I am looking for a tool to prevent escaping references to
user-defined entities / resources from specific scope. RC case
is not interesting at all to me though I recognize the
potential benefits of tweaking the scope system to help with
it. But there is a big difference between tweak for one
specific use case or designing feature around it (so it becomes
almost useless in other cases).
I have already provided you an example of code I want to be
enforced with scope and two major issues with existing proposal
that make it lacking. This example is akin to litmus test for
any scope proposal - if it doesn't allow to express such
design, that proposal is simply not good enough.

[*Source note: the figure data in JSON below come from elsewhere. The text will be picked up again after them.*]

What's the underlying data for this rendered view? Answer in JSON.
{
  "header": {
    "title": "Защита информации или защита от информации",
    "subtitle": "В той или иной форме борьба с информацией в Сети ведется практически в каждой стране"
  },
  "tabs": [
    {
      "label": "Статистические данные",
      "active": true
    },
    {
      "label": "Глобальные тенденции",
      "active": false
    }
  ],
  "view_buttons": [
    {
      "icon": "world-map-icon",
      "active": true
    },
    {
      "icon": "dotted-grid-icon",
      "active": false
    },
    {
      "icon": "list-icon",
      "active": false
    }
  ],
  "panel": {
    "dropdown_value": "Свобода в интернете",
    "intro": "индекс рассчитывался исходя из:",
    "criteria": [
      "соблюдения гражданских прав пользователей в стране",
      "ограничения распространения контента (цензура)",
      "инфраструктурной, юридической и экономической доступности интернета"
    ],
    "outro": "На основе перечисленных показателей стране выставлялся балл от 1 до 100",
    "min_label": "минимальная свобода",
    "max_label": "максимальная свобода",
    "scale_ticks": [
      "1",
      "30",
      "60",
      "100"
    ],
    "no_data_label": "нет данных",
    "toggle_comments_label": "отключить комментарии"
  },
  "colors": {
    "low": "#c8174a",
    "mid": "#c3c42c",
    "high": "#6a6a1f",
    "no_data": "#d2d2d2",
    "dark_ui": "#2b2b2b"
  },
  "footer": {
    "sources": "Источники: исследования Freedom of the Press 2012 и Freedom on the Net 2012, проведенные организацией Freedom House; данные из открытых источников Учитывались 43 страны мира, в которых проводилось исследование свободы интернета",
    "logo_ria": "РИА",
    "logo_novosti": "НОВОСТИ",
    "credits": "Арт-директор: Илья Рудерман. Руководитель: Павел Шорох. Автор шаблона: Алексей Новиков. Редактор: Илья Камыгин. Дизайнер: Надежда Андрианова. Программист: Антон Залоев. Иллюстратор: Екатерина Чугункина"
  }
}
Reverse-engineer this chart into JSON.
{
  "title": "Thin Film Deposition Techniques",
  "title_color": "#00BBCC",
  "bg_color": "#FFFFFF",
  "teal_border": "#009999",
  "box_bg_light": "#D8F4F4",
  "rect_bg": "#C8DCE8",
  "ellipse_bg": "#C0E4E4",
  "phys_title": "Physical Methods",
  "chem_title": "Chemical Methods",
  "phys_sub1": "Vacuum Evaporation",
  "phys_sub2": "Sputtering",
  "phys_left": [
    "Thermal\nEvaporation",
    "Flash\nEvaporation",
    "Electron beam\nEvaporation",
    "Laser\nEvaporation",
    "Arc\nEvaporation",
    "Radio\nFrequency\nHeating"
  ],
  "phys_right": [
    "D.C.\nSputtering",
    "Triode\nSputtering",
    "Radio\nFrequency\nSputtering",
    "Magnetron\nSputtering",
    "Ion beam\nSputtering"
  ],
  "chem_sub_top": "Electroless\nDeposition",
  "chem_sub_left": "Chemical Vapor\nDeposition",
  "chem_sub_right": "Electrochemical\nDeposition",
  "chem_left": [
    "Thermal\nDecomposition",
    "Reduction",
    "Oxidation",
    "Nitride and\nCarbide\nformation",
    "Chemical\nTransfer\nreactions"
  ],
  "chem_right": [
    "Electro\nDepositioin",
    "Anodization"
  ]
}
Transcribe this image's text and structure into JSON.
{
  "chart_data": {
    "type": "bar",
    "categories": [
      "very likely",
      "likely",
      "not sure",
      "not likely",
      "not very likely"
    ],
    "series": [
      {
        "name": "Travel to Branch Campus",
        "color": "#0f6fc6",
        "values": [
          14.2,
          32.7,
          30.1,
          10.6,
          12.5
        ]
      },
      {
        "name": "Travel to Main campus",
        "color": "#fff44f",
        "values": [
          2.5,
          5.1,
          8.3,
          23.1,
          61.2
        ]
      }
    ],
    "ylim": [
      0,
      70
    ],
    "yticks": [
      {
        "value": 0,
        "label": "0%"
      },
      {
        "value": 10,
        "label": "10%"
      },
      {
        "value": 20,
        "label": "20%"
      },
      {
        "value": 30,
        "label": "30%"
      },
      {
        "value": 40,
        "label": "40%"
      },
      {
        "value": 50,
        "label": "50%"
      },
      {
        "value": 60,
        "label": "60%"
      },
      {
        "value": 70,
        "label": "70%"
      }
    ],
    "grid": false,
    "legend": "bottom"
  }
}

In case you have forgotten, I am reminding about two critical
points that are necessary to make it fly:
1) inout analog for scope to be able to deduce borrowship of
return values based on borrowship of input arguments. Current
system is conservative and results in template bloat
(complicated by the fact that it is storage class thus not
actually part of a type)
Is it be possible to make `inout` a more general tool for type
erasure? I don't think yet another ad-hoc mechanism should be
introduced.
2) at least optional transitivity to be able to express to
protect with scope data referenced by slice or owned linked
list referenced from root node.
------
In your tree example I would have never wanted scope protection
of one specific node of such tree - but a transitive scope
protection of whole tree view available through on of node
pointers/references. It doesn't matter who and how owns the
data for borrowship implementation - only thing that matters
that _it is not me_.
I think there are two cases that are relevant. 1) the tree nodes
don't own their children, instead they are managed by - let's say
- a region allocator, and 2) the tree nodes do own their
children. In both cases, they can declare the children as scope
members (assuming a proposal that allows that).
The only case I can think of where the children should not be
scope members is when they are GC managed. But in this case, you
don't need to worry about references to them escaping.
Therefore, I don't see a use case for transitivity of scope, from
a conceptional point of view. If a particular design makes
transitivity necessary, this points to a flaw in the design, IMO.